The goal of the Tennessee Agricultural Growth (diversification) cost share initiative is to build farm income by helping farmers expand or improve their operations through production of diversified agricultural products. Diversified agricultural products include agritourism, aquaculture, bees, fruits and vegetables, horticulture, goats and sheep, organics, value-added products, grapes and others as approved by the Tennessee Department of Agriculture.

Tennessee farmers can apply for reimbursement at a 35 percent cost share up to $10,000 for farm infrastructure, specialty equipment purchases and marketing activities. New for this year, farmers can apply for 50 percent cost share up to $15,000 for investments in priority areas. Priority areas include agritourism, goats and sheep, organics and grapes of certain varieties.

“If you have a good idea for making more money farming, then we want to help make it a reality,” said Ag Growth Coordinator Jan Keyser. “There are opportunities for all types and sizes of operations within this cost share program.

“In the first two years of the program, we were able to fund 352 projects totaling nearly $1.5 million,” added Keyser. “With the availability of more funding this year, we want to partner with as many farmers as possible in projects that have a real chance to make a return on investment.”

Applicants must be Tennessee residents and operate a farm located in the state. Producers with livestock must first register their premises with the Tennessee Department of Agriculture for the National Animal Identification Program in order to complete the application requirements.

Applications are now available through the Tennessee Department of Agriculture Market Development office and may be downloaded and printed from the department’s Web site at www.picktnproducts.org.

Applications will be accepted until Aug. 31. Applications will be evaluated on a competitive basis by industry sector. Only projects that are approved in advance by the Tennessee Department of Agriculture will be eligible for cost share assistance. All approved projects will be announced Oct. 1. Producers will have until June 30, 2008 to complete approved activities.

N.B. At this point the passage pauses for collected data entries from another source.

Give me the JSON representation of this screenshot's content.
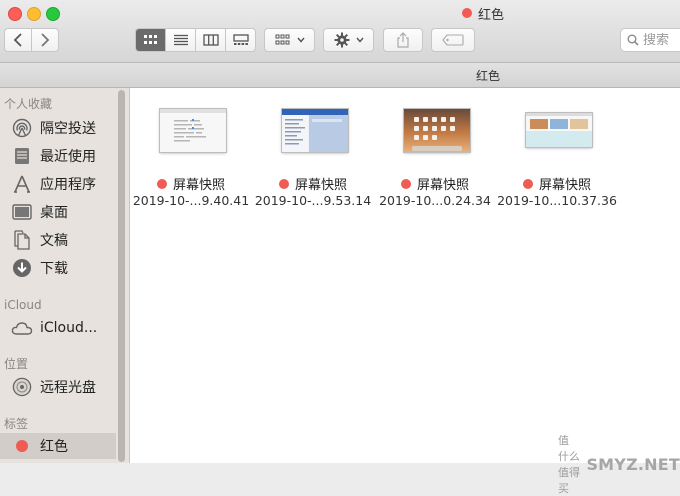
{
  "window": {
    "title": "红色",
    "title_tag_color": "#f25a53"
  },
  "toolbar": {
    "back": "chevron-left-icon",
    "forward": "chevron-right-icon",
    "view_modes": [
      "icon-view",
      "list-view",
      "column-view",
      "gallery-view"
    ],
    "active_view": "icon-view",
    "arrange": "arrange-grid-icon",
    "action": "gear-icon",
    "share": "share-icon",
    "tags": "tag-icon",
    "search_placeholder": "搜索"
  },
  "pathbar": {
    "label": "红色"
  },
  "sidebar": {
    "sections": [
      {
        "heading": "个人收藏",
        "items": [
          {
            "label": "隔空投送",
            "icon": "airdrop-icon"
          },
          {
            "label": "最近使用",
            "icon": "recents-icon"
          },
          {
            "label": "应用程序",
            "icon": "applications-icon"
          },
          {
            "label": "桌面",
            "icon": "desktop-icon"
          },
          {
            "label": "文稿",
            "icon": "documents-icon"
          },
          {
            "label": "下载",
            "icon": "downloads-icon"
          }
        ]
      },
      {
        "heading": "iCloud",
        "items": [
          {
            "label": "iCloud...",
            "icon": "icloud-icon"
          }
        ]
      },
      {
        "heading": "位置",
        "items": [
          {
            "label": "远程光盘",
            "icon": "remote-disc-icon"
          }
        ]
      },
      {
        "heading": "标签",
        "items": [
          {
            "label": "红色",
            "icon": "red-tag-dot",
            "selected": true
          }
        ]
      }
    ],
    "tag_color": "#ef5b55"
  },
  "files": [
    {
      "name": "屏幕快照",
      "date": "2019-10-...9.40.41",
      "tag_color": "#ef5b55"
    },
    {
      "name": "屏幕快照",
      "date": "2019-10-...9.53.14",
      "tag_color": "#ef5b55"
    },
    {
      "name": "屏幕快照",
      "date": "2019-10...0.24.34",
      "tag_color": "#ef5b55"
    },
    {
      "name": "屏幕快照",
      "date": "2019-10...10.37.36",
      "tag_color": "#ef5b55"
    }
  ],
  "watermark": {
    "text": "SMYZ.NET",
    "subtext": "值 什么值得买"
  }
}
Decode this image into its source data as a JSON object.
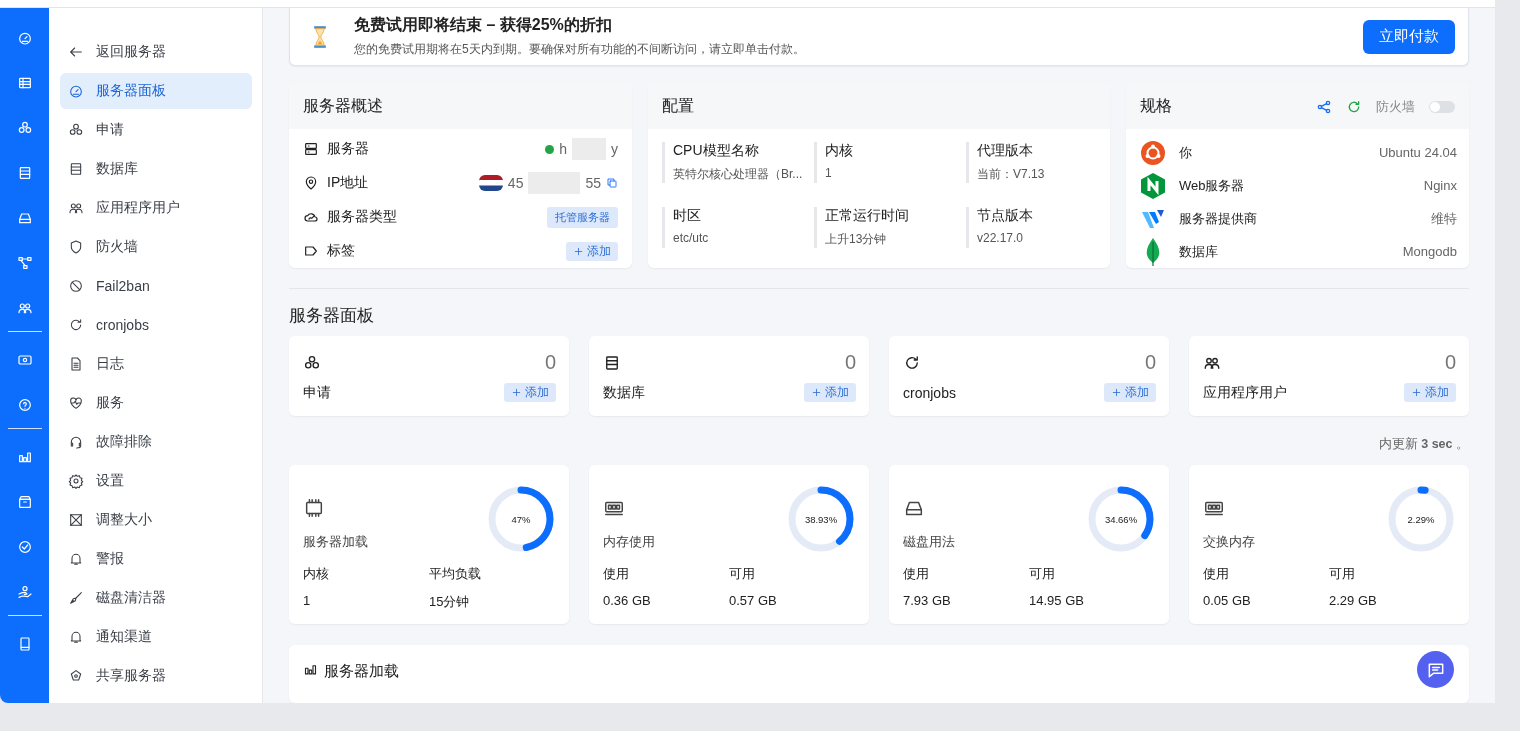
{
  "banner": {
    "title": "免费试用即将结束 – 获得25%的折扣",
    "message": "您的免费试用期将在5天内到期。要确保对所有功能的不间断访问，请立即单击付款。",
    "button": "立即付款"
  },
  "sidebar": {
    "items": [
      {
        "label": "返回服务器",
        "selected": false
      },
      {
        "label": "服务器面板",
        "selected": true
      },
      {
        "label": "申请",
        "selected": false
      },
      {
        "label": "数据库",
        "selected": false
      },
      {
        "label": "应用程序用户",
        "selected": false
      },
      {
        "label": "防火墙",
        "selected": false
      },
      {
        "label": "Fail2ban",
        "selected": false
      },
      {
        "label": "cronjobs",
        "selected": false
      },
      {
        "label": "日志",
        "selected": false
      },
      {
        "label": "服务",
        "selected": false
      },
      {
        "label": "故障排除",
        "selected": false
      },
      {
        "label": "设置",
        "selected": false
      },
      {
        "label": "调整大小",
        "selected": false
      },
      {
        "label": "警报",
        "selected": false
      },
      {
        "label": "磁盘清洁器",
        "selected": false
      },
      {
        "label": "通知渠道",
        "selected": false
      },
      {
        "label": "共享服务器",
        "selected": false
      }
    ]
  },
  "overview": {
    "title": "服务器概述",
    "rows": [
      {
        "kind": "server",
        "label": "服务器",
        "color": "#22a447",
        "value_parts": [
          "h",
          "y"
        ]
      },
      {
        "kind": "ip",
        "label": "IP地址",
        "value_parts": [
          "45",
          "55"
        ]
      },
      {
        "kind": "tag",
        "label": "服务器类型",
        "value": "托管服务器"
      },
      {
        "kind": "add",
        "label": "标签",
        "value": "添加"
      }
    ]
  },
  "config": {
    "title": "配置",
    "items": [
      {
        "label": "CPU模型名称",
        "value": "英特尔核心处理器（Br..."
      },
      {
        "label": "内核",
        "value": "1"
      },
      {
        "label": "代理版本",
        "value": "当前：V7.13"
      },
      {
        "label": "时区",
        "value": "etc/utc"
      },
      {
        "label": "正常运行时间",
        "value": "上升13分钟"
      },
      {
        "label": "节点版本",
        "value": "v22.17.0"
      }
    ]
  },
  "specs": {
    "title": "规格",
    "firewall_label": "防火墙",
    "firewall_on": false,
    "rows": [
      {
        "label": "你",
        "value": "Ubuntu 24.04"
      },
      {
        "label": "Web服务器",
        "value": "Nginx"
      },
      {
        "label": "服务器提供商",
        "value": "维特"
      },
      {
        "label": "数据库",
        "value": "Mongodb"
      }
    ]
  },
  "section_title": "服务器面板",
  "counts": [
    {
      "label": "申请",
      "count": "0",
      "action": "添加"
    },
    {
      "label": "数据库",
      "count": "0",
      "action": "添加"
    },
    {
      "label": "cronjobs",
      "count": "0",
      "action": "添加"
    },
    {
      "label": "应用程序用户",
      "count": "0",
      "action": "添加"
    }
  ],
  "update_note": "内更新 **3 sec** 。",
  "metrics": [
    {
      "title": "服务器加载",
      "reading": "47%",
      "level": 0.47,
      "stats": [
        {
          "label": "内核",
          "value": "1"
        },
        {
          "label": "平均负载",
          "value": "15分钟"
        }
      ]
    },
    {
      "title": "内存使用",
      "reading": "38.93%",
      "level": 0.3893,
      "stats": [
        {
          "label": "使用",
          "value": "0.36 GB"
        },
        {
          "label": "可用",
          "value": "0.57 GB"
        }
      ]
    },
    {
      "title": "磁盘用法",
      "reading": "34.66%",
      "level": 0.3466,
      "stats": [
        {
          "label": "使用",
          "value": "7.93 GB"
        },
        {
          "label": "可用",
          "value": "14.95 GB"
        }
      ]
    },
    {
      "title": "交换内存",
      "reading": "2.29%",
      "level": 0.0229,
      "stats": [
        {
          "label": "使用",
          "value": "0.05 GB"
        },
        {
          "label": "可用",
          "value": "2.29 GB"
        }
      ]
    }
  ],
  "chart_card": {
    "title": "服务器加载"
  }
}
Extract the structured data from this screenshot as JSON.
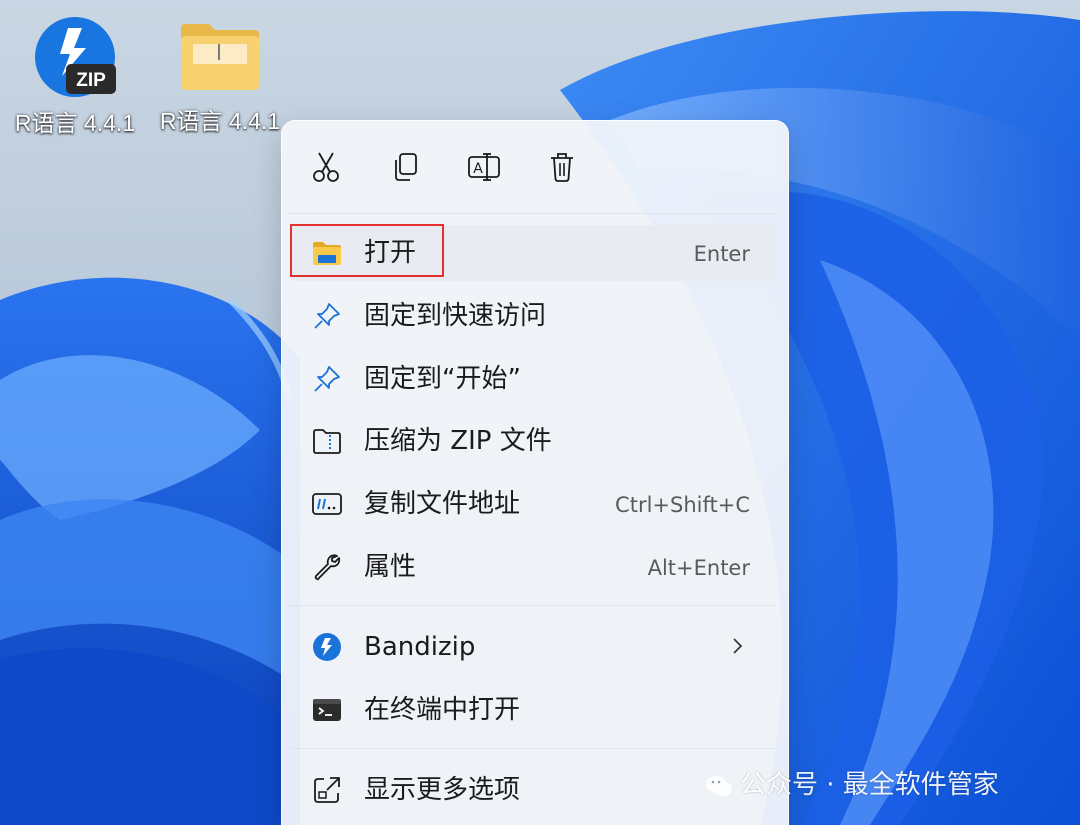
{
  "desktop": {
    "icons": [
      {
        "label": "R语言 4.4.1",
        "kind": "zip-archive",
        "badge": "ZIP"
      },
      {
        "label": "R语言 4.4.1",
        "kind": "folder"
      }
    ]
  },
  "context_menu": {
    "toolbar": [
      {
        "name": "cut",
        "icon": "scissors-icon"
      },
      {
        "name": "copy",
        "icon": "copy-icon"
      },
      {
        "name": "rename",
        "icon": "rename-icon"
      },
      {
        "name": "delete",
        "icon": "trash-icon"
      }
    ],
    "items": [
      {
        "label": "打开",
        "shortcut": "Enter",
        "icon": "folder-icon",
        "highlighted": true
      },
      {
        "label": "固定到快速访问",
        "shortcut": "",
        "icon": "pin-icon"
      },
      {
        "label": "固定到“开始”",
        "shortcut": "",
        "icon": "pin-icon"
      },
      {
        "label": "压缩为 ZIP 文件",
        "shortcut": "",
        "icon": "zip-folder-icon"
      },
      {
        "label": "复制文件地址",
        "shortcut": "Ctrl+Shift+C",
        "icon": "copy-path-icon"
      },
      {
        "label": "属性",
        "shortcut": "Alt+Enter",
        "icon": "wrench-icon"
      },
      {
        "label": "Bandizip",
        "shortcut": "",
        "icon": "bandizip-icon",
        "submenu": true
      },
      {
        "label": "在终端中打开",
        "shortcut": "",
        "icon": "terminal-icon"
      },
      {
        "label": "显示更多选项",
        "shortcut": "",
        "icon": "more-options-icon"
      }
    ]
  },
  "watermark": {
    "text": "公众号 · 最全软件管家"
  },
  "colors": {
    "highlight_box": "#e53030",
    "accent": "#1a73d9",
    "menu_bg": "#f2f5fa"
  }
}
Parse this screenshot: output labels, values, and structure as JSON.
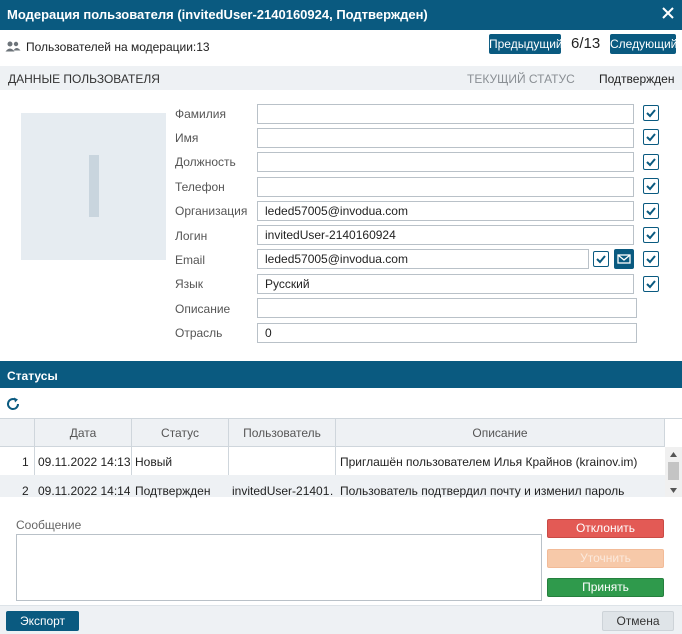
{
  "window": {
    "title": "Модерация пользователя (invitedUser-2140160924, Подтвержден)",
    "close_icon": "close-icon"
  },
  "topbar": {
    "moderation_label": "Пользователей на модерации:13",
    "prev_label": "Предыдущий",
    "counter": "6/13",
    "next_label": "Следующий"
  },
  "user_section": {
    "title": "ДАННЫЕ ПОЛЬЗОВАТЕЛЯ",
    "current_status_label": "ТЕКУЩИЙ СТАТУС",
    "current_status_value": "Подтвержден"
  },
  "fields": [
    {
      "label": "Фамилия",
      "value": ""
    },
    {
      "label": "Имя",
      "value": ""
    },
    {
      "label": "Должность",
      "value": ""
    },
    {
      "label": "Телефон",
      "value": ""
    },
    {
      "label": "Организация",
      "value": "leded57005@invodua.com"
    },
    {
      "label": "Логин",
      "value": "invitedUser-2140160924"
    },
    {
      "label": "Email",
      "value": "leded57005@invodua.com"
    },
    {
      "label": "Язык",
      "value": "Русский"
    },
    {
      "label": "Описание",
      "value": ""
    },
    {
      "label": "Отрасль",
      "value": "0"
    }
  ],
  "statuses": {
    "title": "Статусы",
    "columns": [
      "Дата",
      "Статус",
      "Пользователь",
      "Описание"
    ],
    "rows": [
      {
        "n": "1",
        "date": "09.11.2022 14:13",
        "status": "Новый",
        "user": "",
        "description": "Приглашён пользователем Илья Крайнов (krainov.im)"
      },
      {
        "n": "2",
        "date": "09.11.2022 14:14",
        "status": "Подтвержден",
        "user": "invitedUser-21401…",
        "description": "Пользователь подтвердил почту и изменил пароль"
      }
    ]
  },
  "message": {
    "label": "Сообщение",
    "value": ""
  },
  "actions": {
    "reject": "Отклонить",
    "clarify": "Уточнить",
    "accept": "Принять"
  },
  "footer": {
    "export": "Экспорт",
    "cancel": "Отмена"
  },
  "colors": {
    "primary": "#0a5a80",
    "reject": "#e35a55",
    "clarify": "#f7c9a9",
    "accept": "#2f9a4c"
  }
}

“This program is more than just helping Tennessee farmers grow their business, it’s about growing our rural economy as agriculture is foundational to our state’s economy,” said Givens. “This cost share program allows us to be a good partner to those Tennessee farmers willing to invest themselves and in the future of Tennessee’s rural communities.

“These are substantial grants,” said Givens. “We want Tennessee farmers to know we mean business when we say we want to help them do business for a long time into the future.”